For generations, popular imagination has viewed the ancient Maya through a hyper-dramatic lens: an enigmatic people who built monumental stone temples, devised an apocalyptic calendar, and suddenly vanished into thin air.
But as Dan Snow reveals in History Hit’s gripping documentary, Secrets of the Maya, the true story is far more sophisticated. Travelling through the rugged terrain of Belize – the absolute crossroads of the ancient Maya world – Dan joins pioneering archaeologists to strip away the overgrowth. What they uncover is not a short-lived empire like the later Aztecs or Incas, but an astonishingly urbanised, interconnected network of independent kingdoms that flourished for more than 3,000 years.
Watch NowTerraforming the jungle: the sprawl of Caracol
Deep in the jungles of western Belize lies Caracol, a vast ancient metropolis that at its peak around 650 CE stretched across 200 square kilometres – vastly larger than modern-day Belize City.
Dan meets archaeologists Drs. Arlen and Diane Chase. When they first arrived in the 1980s, the site was invisible, buried beneath centuries of dense jungle growth. Early explorers had even mistaken its colossal central structures for natural hills.

Dan in the jungles of western Belize
Today, the excavated, uncovered downtown core is dominated by Caana (Maya for “Sky Place”), a breathtaking palace-temple complex that, at 141 feet tall, remains the tallest building in Belize.
What makes Caracol a true revelation is its progressive layout. Rather than an elite enclave isolated from the working class, it was a highly integrated “sprawl city” where different social classes lived side-by-side.

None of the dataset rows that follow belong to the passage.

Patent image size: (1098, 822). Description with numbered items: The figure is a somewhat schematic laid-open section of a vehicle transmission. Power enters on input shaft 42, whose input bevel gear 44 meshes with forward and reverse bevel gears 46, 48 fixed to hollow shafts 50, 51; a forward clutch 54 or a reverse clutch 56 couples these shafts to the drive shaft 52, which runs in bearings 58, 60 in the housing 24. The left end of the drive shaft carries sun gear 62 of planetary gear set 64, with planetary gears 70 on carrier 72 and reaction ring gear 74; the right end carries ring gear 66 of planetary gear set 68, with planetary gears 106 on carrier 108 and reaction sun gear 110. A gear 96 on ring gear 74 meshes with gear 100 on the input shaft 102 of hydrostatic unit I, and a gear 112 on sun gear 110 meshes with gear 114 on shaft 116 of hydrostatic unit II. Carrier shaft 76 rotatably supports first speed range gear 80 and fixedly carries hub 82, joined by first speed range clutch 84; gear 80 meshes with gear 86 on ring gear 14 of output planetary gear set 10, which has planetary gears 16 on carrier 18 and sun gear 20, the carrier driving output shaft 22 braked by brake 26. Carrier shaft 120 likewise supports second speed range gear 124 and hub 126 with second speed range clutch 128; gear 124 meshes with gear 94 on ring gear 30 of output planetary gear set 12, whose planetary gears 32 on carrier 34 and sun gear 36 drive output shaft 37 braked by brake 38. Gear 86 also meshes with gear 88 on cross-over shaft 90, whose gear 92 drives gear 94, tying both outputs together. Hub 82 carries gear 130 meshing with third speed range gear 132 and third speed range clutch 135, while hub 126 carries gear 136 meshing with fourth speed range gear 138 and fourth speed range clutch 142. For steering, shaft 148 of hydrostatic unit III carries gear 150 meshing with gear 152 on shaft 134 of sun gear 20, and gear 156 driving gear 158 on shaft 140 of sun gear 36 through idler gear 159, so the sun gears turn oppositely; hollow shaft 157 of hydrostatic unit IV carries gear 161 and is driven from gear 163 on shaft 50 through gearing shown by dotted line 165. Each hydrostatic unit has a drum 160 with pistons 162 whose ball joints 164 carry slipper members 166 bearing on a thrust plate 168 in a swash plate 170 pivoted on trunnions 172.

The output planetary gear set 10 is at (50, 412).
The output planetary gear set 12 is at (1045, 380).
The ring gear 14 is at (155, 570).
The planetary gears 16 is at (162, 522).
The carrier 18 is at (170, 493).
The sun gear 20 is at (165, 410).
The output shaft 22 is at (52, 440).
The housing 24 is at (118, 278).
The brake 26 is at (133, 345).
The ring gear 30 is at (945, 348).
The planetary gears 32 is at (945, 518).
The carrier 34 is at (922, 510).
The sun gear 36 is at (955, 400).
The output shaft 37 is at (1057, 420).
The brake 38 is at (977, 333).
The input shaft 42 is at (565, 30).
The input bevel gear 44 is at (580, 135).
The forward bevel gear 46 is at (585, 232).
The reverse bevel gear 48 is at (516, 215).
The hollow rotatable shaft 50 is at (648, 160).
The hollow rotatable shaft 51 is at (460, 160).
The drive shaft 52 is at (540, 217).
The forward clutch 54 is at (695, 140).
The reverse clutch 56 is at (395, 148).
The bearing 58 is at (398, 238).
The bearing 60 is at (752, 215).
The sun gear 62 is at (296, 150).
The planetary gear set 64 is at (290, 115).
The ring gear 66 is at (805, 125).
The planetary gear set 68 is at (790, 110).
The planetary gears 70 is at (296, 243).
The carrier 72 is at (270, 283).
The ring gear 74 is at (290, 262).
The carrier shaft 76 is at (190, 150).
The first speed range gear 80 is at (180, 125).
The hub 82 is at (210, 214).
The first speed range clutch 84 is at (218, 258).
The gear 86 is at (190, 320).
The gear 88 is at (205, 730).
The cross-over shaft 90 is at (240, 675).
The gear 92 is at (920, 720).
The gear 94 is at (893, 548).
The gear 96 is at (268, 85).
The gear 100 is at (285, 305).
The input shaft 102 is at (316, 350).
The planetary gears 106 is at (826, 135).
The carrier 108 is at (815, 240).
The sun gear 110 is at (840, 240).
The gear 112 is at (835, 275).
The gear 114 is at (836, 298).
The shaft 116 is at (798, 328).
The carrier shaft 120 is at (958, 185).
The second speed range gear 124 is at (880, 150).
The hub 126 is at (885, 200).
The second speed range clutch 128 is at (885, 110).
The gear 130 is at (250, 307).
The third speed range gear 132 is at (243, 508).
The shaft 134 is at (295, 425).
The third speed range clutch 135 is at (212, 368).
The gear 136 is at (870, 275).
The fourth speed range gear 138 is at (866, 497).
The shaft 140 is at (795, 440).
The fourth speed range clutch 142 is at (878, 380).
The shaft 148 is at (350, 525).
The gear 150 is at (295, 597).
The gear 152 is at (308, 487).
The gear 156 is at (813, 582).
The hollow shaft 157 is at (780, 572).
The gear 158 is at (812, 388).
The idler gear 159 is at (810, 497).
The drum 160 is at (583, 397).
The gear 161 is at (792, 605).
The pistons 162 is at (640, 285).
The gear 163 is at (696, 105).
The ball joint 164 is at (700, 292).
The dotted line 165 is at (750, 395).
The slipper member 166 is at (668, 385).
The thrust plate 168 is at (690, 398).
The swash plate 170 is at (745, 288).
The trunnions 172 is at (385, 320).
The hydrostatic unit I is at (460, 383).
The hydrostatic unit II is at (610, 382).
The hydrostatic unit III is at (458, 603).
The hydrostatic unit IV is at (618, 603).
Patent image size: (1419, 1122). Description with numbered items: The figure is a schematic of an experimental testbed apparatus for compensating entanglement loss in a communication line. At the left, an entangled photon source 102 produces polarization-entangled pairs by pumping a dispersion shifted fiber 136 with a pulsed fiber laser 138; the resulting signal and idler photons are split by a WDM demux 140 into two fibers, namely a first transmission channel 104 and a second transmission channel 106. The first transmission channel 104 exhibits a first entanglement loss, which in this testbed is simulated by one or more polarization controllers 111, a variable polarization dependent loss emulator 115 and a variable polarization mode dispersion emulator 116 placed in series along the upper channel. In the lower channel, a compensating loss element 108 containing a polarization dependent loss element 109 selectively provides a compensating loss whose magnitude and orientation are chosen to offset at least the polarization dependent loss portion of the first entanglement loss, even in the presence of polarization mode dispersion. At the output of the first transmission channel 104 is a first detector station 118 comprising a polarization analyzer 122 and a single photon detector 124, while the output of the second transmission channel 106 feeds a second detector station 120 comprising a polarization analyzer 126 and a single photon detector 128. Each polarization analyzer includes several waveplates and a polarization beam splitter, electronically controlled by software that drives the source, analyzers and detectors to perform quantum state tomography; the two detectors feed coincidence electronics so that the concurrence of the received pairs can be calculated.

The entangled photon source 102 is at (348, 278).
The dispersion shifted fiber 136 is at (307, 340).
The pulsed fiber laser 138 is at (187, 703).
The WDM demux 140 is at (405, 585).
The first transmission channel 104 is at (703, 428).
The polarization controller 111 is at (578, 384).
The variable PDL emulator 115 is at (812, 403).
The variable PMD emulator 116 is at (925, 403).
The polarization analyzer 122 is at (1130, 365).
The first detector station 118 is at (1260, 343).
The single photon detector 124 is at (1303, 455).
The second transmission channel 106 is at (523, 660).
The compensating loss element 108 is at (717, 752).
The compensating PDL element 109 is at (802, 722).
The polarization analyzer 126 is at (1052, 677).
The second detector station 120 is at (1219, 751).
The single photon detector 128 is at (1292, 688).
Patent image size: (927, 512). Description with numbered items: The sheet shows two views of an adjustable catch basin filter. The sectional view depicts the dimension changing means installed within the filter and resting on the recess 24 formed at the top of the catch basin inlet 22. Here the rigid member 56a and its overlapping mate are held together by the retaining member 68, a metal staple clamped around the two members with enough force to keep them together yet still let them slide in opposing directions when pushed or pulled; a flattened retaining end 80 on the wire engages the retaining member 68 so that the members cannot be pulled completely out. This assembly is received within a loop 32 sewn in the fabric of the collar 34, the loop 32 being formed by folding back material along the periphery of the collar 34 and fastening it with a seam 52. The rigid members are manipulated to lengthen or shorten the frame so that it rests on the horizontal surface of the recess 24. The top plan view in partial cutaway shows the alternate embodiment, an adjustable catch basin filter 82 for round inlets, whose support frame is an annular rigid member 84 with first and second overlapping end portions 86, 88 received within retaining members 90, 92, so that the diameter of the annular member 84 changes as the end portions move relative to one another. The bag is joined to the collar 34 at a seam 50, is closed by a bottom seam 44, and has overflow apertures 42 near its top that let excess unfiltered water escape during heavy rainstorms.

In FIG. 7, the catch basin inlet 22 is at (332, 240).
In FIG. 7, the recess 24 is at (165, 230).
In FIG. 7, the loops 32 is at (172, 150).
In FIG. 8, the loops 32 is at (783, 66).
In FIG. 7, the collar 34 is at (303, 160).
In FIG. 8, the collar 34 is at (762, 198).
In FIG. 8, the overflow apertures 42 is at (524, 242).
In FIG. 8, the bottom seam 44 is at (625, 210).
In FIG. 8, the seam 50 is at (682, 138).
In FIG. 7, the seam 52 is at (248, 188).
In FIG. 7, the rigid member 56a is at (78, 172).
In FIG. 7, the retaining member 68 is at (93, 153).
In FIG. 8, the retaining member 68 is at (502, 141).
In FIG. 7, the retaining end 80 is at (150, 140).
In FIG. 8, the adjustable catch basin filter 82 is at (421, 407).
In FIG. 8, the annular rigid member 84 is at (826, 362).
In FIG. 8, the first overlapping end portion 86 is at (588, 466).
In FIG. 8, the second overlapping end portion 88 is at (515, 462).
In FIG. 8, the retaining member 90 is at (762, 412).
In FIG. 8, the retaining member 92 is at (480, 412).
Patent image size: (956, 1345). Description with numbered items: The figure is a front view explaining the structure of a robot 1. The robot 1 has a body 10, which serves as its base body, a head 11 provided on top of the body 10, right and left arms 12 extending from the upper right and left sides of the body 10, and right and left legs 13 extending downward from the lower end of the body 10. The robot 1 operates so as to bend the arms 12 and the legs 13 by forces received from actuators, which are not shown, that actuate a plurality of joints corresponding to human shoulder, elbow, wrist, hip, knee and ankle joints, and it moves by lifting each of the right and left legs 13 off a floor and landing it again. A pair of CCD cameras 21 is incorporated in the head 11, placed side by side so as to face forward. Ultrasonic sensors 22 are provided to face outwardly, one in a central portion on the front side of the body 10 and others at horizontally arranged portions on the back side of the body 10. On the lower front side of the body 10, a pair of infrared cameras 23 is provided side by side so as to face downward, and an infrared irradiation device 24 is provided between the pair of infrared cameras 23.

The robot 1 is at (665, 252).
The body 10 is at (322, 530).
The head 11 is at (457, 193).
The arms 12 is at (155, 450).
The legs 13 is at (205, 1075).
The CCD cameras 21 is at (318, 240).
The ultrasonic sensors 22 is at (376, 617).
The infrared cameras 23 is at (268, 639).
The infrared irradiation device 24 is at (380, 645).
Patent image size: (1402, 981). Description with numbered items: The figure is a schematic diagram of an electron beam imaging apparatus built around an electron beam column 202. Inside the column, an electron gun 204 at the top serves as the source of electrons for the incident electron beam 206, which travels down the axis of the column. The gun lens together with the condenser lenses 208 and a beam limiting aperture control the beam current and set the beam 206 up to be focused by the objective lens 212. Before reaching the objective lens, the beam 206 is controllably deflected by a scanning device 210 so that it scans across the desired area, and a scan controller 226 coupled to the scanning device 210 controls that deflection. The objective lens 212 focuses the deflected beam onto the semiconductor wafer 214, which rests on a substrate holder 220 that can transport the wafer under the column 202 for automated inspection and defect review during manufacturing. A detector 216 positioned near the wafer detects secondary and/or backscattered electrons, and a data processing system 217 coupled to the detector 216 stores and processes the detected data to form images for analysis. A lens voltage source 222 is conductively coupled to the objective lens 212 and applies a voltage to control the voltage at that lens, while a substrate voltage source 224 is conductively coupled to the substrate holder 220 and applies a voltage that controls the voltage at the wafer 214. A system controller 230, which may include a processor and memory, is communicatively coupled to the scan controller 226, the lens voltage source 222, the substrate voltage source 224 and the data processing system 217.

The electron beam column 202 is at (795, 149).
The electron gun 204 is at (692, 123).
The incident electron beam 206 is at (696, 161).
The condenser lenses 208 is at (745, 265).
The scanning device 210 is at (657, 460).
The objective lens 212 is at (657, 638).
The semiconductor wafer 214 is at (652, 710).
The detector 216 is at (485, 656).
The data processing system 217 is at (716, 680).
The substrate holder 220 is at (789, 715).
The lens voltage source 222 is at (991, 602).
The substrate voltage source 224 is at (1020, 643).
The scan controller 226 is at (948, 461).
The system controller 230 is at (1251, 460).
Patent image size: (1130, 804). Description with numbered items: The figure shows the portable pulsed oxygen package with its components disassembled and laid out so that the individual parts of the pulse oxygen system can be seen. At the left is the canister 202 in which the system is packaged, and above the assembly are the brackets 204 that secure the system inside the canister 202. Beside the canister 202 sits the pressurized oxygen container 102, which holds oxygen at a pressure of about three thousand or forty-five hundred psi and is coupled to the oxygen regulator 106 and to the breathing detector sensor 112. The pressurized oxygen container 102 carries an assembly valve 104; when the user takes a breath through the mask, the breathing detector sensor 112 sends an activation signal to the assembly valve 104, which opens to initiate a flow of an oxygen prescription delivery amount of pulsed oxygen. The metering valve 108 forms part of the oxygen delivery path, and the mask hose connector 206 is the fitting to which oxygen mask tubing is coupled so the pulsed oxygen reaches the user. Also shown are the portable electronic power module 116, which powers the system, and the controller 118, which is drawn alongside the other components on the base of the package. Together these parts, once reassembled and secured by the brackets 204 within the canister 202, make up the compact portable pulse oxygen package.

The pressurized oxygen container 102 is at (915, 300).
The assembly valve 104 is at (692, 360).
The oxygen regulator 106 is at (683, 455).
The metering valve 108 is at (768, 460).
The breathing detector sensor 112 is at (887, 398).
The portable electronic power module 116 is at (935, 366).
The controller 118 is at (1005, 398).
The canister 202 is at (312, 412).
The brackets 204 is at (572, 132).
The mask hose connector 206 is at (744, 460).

Dan on top of pyramid in Caana, Belize
Equally staggering is how the Maya sustained an urban population of over 100,000 people deep within a jungle isolated from major rivers. They were master environmental engineers who “terraformed” the landscape. By constructing thousands of agricultural terraces and practicing intensive “night soiling” – recycling waste into high-phosphorus fertiliser – they generated exceptionally fertile soils. At its height, Classic Period Central America was one of the most densely populated and urbanised landscapes in the ancient world.
Face-to-Face with a founding king
The documentary captures an unforgettable milestone in Mesoamerican archaeology: the discovery of a pristine, open-air royal tomb tucked beneath a residential terrace wall. Unveiled by Diane Chase after 40 years of digging, the chamber yielded an extraordinary treasure – a life-sized royal death mask meticulously crafted from jadeite and shell.
In Maya culture, jade was a sacred gemstone synonymous with water and the immortal soul. Because jade does not occur naturally in Belize, this find tracks extensive trade routes reaching deep into the Motagua River Valley of Guatemala, hundreds of miles away.
Crucially, this tomb aligns perfectly with Caracol’s complex hieroglyphic record. The elaborate logo-syllabic script – which experts only began decoding in the late 20th century – identifies the occupant as Tikab Chahk, the legendary founding king who established Caracol’s royal dynasty in 331 CE.

Dan by a monument to Tikab Chahk
Image Credit: History Hit
Into the womb of Earth
To explore the spiritual forces that bound this society together, Secrets of the Maya plunges deep into the restricted underground limestone caverns of Belize. The Maya viewed this subterranean world as a sacred, liminal zone – the womb of Mother Earth and the gateway to the supernatural underworld.
Guided by local archaeologist Rafael Guerra, Dan enters a dramatic, subterranean world discovering ancient stone altars surrounded by millennia-old offerings. But when severe environmental crises and prolonged droughts pushed these communities to the absolute edge of survival, the rituals turned grim. The team confronts haunting evidence of the ultimate sacrifice: the remains of high-status individuals offered to the dark in a desperate bid to appease the rain gods.

Dan heads deep into restricted underground limestone caverns, Belize
The living legacy: adaptation and survival
The climax of the documentary tackles one of the grandest historical mysteries of all: what actually caused the great Maya collapse between 800 and 950 CE? To find the answer, Dan travels by water to the coastal ruins of Lamanai (“Submerged Crocodile”).
While inland super-cities like Caracol buckled under severe droughts, Lamanai’ unique access to a massive fresh-water lagoon allowed it to thrive for centuries longer, surviving right up to the arrival of European explorers, meeting them face-to-face.
When climate change destabilised the inland kingdoms, the populations didn’t mysteriously vanish; they adapted, overthrew the rulers who failed to conjure rain, and migrated to reshape their society.
Ultimately, Secrets of the Maya delivers an inspiring conclusion: the Maya are not a lost, dead civilisation. Today, their descendants make up over 10% of Belize’s population. Witnessing modern families grinding corn on four-generation metate stones, preparing elite cacao drinks, and playing Pokta-Puk – the oldest team sport in the world – proves that the real secret of the Maya is their magnificent, unbroken survival.